The Jenga Revolutions

So what is going on? Since the start of the Arab spring in Tunisia we have seen revolutionary events flicker into life around the world. This week in both Turkey and Brazil it is, in the words of Paul Mason, all kicking off again. But what is the nature of this series of events? We have seen pictures from Taksim square, modelled quite clearly on 1789. Or maybe it is a new 1848, in which liberalism triumphed over almost all the old despotic regimes in Europe? Or is it our 1989 and the fall of the Berlin Wall, this time with political and social collapse engendered by private rather than state indebtedness?

But how do revolutions happen? What is the precise mechanism between dissatisfaction and overthrow? This is where you need Hegel and the dialectic. In the past week I have heard talk of various modes of change. There has been the balloon which you gradually filled with water until it bursts, but you cannot predict where the weak point is that will lead to bursting. I have also heard of the Jenga theory of evolution and species collapse, where bricks are gradually removed from the pile until generalised instability leads to the collapse of the tower.

These are both great metaphors but Hegel got their first when he talked about the dialectic of quantity into quality. By this he meant that there is a constant interaction between objective trends and tendencies which will have their contingent outcomes and sooner or later these contingent outcomes add up to a qualitative change. If we think of the individual contingent events that go on to make up a revolution as the individual blocks in a game of Jenga than at first they can be removed fairly easily and the tower remains upright.

This model has been used to describe the way that individual species collapse and the effect that that has on the global environment as a whole. But, without wishing to sound too much like Engels in reverse, this model of species collapse can also be applied as a model of the collapse of authority. One protest here, one there can be managed but once people are rising up from Tunisia to Brasilia then something is qualitatively and perceptibly shifting.

But there is another dialectic of quantity into quality which has been going on since the mid-1970s and that is the gradual pulling away of the blocks of social solidarity as part of the neoliberal agenda to privatise the world. It didn’t start with Mrs Thatcher but it can probably be traced back to her friend General Pinochet and his military coup against the Allende government in Chile with the express support of ITT and the other global corporations. The global corporations were happy to see the removal of Allende as the first block in the attack on the post-war social settlement. This creeping global neoliberal coup has been so successful that in many ways we have not noticed that the very way that we think has changed. Even our dreams and hopes have been privatised and sold back to us in the form of a consumer paradise we can’t afford in the place of a social settlement which we can’t afford to do without.

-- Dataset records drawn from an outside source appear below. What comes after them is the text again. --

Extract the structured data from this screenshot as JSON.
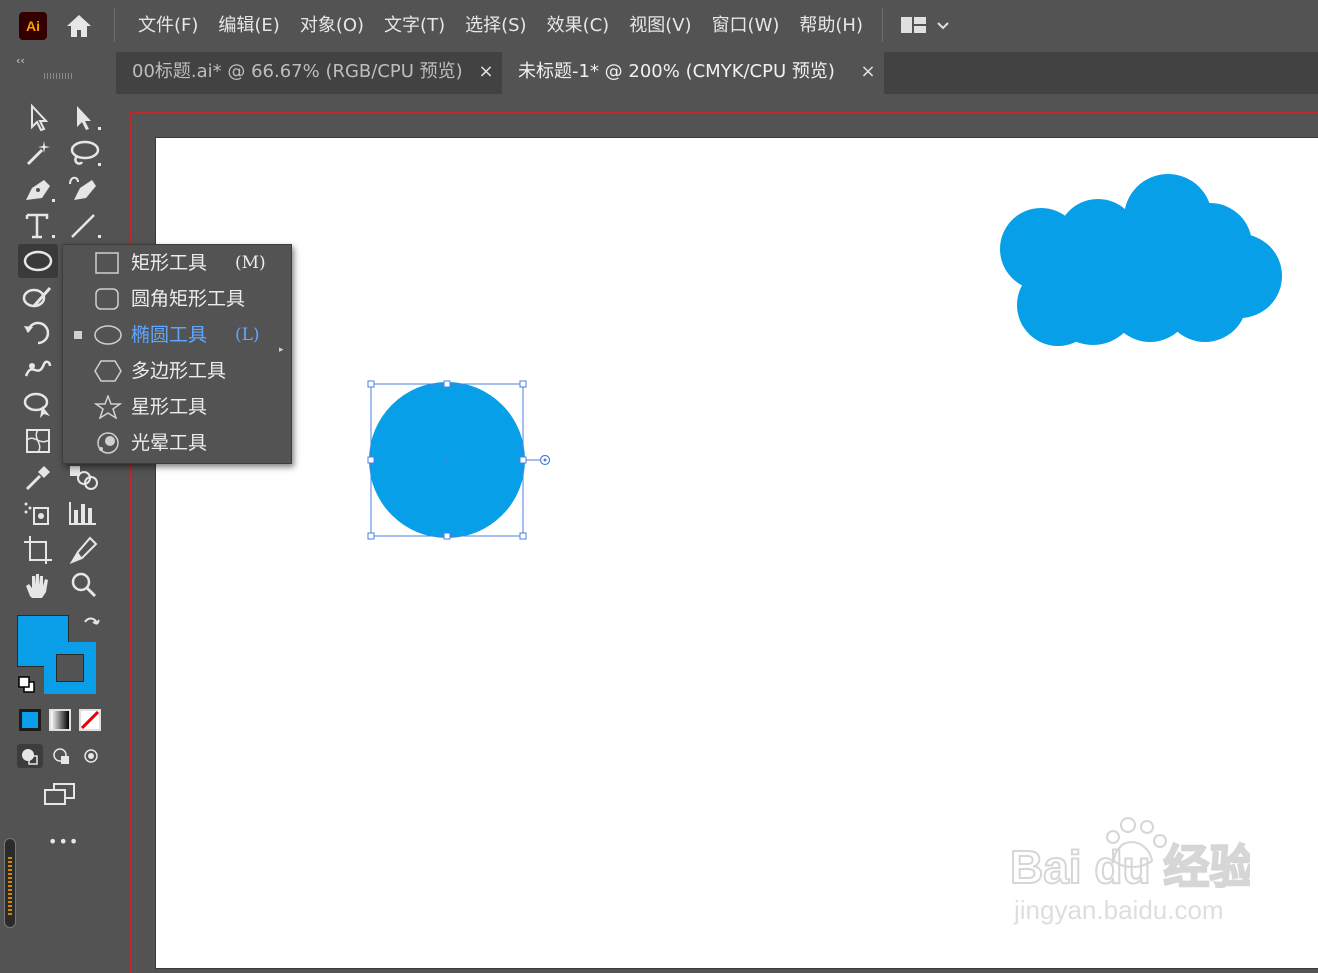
{
  "app": {
    "logo_text": "Ai",
    "accent": "#ff9a00"
  },
  "menu": [
    "文件(F)",
    "编辑(E)",
    "对象(O)",
    "文字(T)",
    "选择(S)",
    "效果(C)",
    "视图(V)",
    "窗口(W)",
    "帮助(H)"
  ],
  "tabs": [
    {
      "label": "00标题.ai* @ 66.67% (RGB/CPU 预览)",
      "close": "×",
      "active": false
    },
    {
      "label": "未标题-1* @ 200% (CMYK/CPU 预览)",
      "close": "×",
      "active": true
    }
  ],
  "toolbar": {
    "collapse_icon": "‹‹",
    "more": "•••"
  },
  "flyout": {
    "items": [
      {
        "label": "矩形工具",
        "key": "(M)",
        "icon": "rectangle-icon",
        "selected": false
      },
      {
        "label": "圆角矩形工具",
        "key": "",
        "icon": "rounded-rectangle-icon",
        "selected": false
      },
      {
        "label": "椭圆工具",
        "key": "(L)",
        "icon": "ellipse-icon",
        "selected": true
      },
      {
        "label": "多边形工具",
        "key": "",
        "icon": "polygon-icon",
        "selected": false
      },
      {
        "label": "星形工具",
        "key": "",
        "icon": "star-icon",
        "selected": false
      },
      {
        "label": "光晕工具",
        "key": "",
        "icon": "flare-icon",
        "selected": false
      }
    ]
  },
  "colors": {
    "fill": "#0b9ee8",
    "shape": "#079fe8",
    "selection": "#4a7fe0",
    "bleed": "#c02a2a"
  },
  "watermark": {
    "brand": "Bai du 经验",
    "url": "jingyan.baidu.com"
  }
}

Heidegger coined a word for this process: Verwindung. It means the silent and unnoticed distortion of something until its shape has eventually changed beyond recognition. Again, Hegel talks about the way in which by the time you notice the smell of perfume that has been released into a room, it has already captured that room and changed its atmosphere. What goes for perfume also goes for teargas.

The creeping Verwindung of the world into a neoliberal utopia has now been noticed. So many blocks have been removed from the tower of social solidarity that it is starting to wobble, not uncontrollably yet, but it is only a question of how many more blocks can be removed. The dialectical interaction between economic transformation and political reevaluation has reached one of those turning points that it did in 1789, 1848 and 1989. What is required is another good Hegelian term; namely the negation of the negation. The mass uprisings going on around the world are the first steps in the social negation of the negation of the social. What is required now is a new Verwindung. This time an active one in which the world is changed, as Ernst Bloch put it, into all recognition.